No:     500-09-013561-030

         (500-05-037788-971)

 

PROCÈS-VERBAL D'AUDIENCE

 

DATE:

18 MARS 2005

 

CORAM:  LES HONORABLES

LOUISE MAILHOT, J.C.A.

RENÉ DUSSAULT, J.C.A.

MARIE-FRANCE BICH, J.C.A.

 

PARTIE(S) APPELANTE(S)

AVOCAT(S)

JACQUES STE- MARIE

 

Me CHRISTIAN LADOUCEUR PRÉSENT

LES AVOCATS LADOUCEUR

 

PARTIE(S) INTIMÉE(S)

AVOCAT(S)

LES PLACEMENTS J.P.M. MARQUIS INC.

Et

JEAN-PAUL MARQUIS

Et

MARCEL CHALIFOUX

Me SYLVAIN DORAIS PRÉSENT

 

 

AVOCAT(S)

 

 

 

En appel d'un jugement rendu le

6 JUIN 2003

par l'honorable juge

ROGER E. BAKER

de la Cour

SUPÉRIEURE

district de

MONTRÉAL

NATURE DE L’APPEL :

DROITS ET LIBERTÉS - DOMMAGES

 

GREFFIER:

               MARC LEBLANC                                           

 

SALLE:            RC-14

 


 

AUDITION

 

Dossier continué du 15 mars 2005 pour qu’arrêt soit rendu.

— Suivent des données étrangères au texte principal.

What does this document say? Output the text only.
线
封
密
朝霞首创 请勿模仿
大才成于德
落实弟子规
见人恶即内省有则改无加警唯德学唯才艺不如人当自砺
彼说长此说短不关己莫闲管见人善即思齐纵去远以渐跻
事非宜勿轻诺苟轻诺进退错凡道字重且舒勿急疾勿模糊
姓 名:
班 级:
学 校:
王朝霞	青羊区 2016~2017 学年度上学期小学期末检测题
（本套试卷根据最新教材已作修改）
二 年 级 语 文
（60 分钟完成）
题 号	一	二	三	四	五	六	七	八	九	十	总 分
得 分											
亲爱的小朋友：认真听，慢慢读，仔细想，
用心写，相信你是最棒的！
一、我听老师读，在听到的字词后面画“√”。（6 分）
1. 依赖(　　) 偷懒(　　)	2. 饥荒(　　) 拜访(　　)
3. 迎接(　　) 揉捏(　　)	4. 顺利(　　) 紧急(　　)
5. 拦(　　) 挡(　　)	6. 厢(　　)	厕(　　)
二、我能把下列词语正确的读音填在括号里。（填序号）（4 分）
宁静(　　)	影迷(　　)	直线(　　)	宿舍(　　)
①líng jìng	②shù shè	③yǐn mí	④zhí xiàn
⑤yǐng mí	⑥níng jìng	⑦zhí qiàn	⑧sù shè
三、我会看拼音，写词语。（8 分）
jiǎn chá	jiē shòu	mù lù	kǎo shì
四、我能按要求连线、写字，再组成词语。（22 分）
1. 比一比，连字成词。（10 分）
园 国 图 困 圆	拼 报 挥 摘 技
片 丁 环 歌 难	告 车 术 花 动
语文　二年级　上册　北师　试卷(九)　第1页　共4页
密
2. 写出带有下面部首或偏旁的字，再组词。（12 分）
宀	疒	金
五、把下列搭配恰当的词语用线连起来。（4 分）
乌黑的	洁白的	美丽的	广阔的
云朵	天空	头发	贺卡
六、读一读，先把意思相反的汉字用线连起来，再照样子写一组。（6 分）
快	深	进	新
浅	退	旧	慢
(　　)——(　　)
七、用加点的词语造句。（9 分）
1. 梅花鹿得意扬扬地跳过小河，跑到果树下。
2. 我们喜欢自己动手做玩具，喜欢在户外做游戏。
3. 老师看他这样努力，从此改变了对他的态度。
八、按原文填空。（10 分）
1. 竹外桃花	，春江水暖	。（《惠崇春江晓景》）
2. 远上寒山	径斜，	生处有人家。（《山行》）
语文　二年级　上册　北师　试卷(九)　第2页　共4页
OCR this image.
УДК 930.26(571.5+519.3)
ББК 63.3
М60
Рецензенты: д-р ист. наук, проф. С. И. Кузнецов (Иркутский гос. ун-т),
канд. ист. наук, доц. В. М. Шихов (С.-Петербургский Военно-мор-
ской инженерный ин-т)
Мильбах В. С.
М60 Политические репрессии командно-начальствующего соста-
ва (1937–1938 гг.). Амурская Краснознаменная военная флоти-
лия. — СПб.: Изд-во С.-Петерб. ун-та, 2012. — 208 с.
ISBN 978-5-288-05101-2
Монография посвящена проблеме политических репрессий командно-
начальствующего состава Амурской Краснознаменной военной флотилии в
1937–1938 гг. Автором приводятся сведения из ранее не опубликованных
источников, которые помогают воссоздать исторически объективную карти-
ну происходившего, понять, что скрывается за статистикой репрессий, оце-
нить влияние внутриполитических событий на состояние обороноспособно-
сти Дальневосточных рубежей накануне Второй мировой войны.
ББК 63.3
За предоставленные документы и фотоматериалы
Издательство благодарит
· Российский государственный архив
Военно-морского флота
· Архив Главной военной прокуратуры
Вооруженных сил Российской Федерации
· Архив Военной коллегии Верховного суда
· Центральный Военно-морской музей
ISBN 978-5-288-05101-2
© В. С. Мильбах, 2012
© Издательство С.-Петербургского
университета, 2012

Arrêt rendu - Voir page 3.

9h37 Fin de la séance.

                                                                                      Marc Leblanc G.A.C.A.

 

 

 

 

 

 

 

 

 

 

 

 

 

 

 

 

 

 

 

 

 

 

PAR LA COUR

A R R Ê T

[1]               LA COUR : -Statuant sur le pourvoi de M. Jacques Ste-Marie contre le jugement du 6 juin 2003par lequel la Cour supérieure, district de Montréal (l'honorable Roger A. Baker), a rejeté l'action en dommages-intérêts qu'il a intentée contre les intimés au motif que ces derniers auraient violé sa vie privée et attenté à sa réputation, lui causant ainsi un préjudice grave;

[2]               Nous sommes unanimement d'avis qu'il y a lieu de rejeter le pourvoi puisqu'il n'y a eu en l'espèce ni atteinte au droit de l'appelant au respect de sa vie privée ni atteinte à sa réputation.

1.         Résumé des faits

[3]               Jean-Paul Marquis (« Marquis ») contrôle Placements J.P.M. Marquis Inc. qui, au cours de la période pertinente, fait construire, à Repentigny, un supermarché portant la bannière « Métro ». La construction est confiée à Dupéré Construction et Promotion Immobilière Inc. (« Dupéré »).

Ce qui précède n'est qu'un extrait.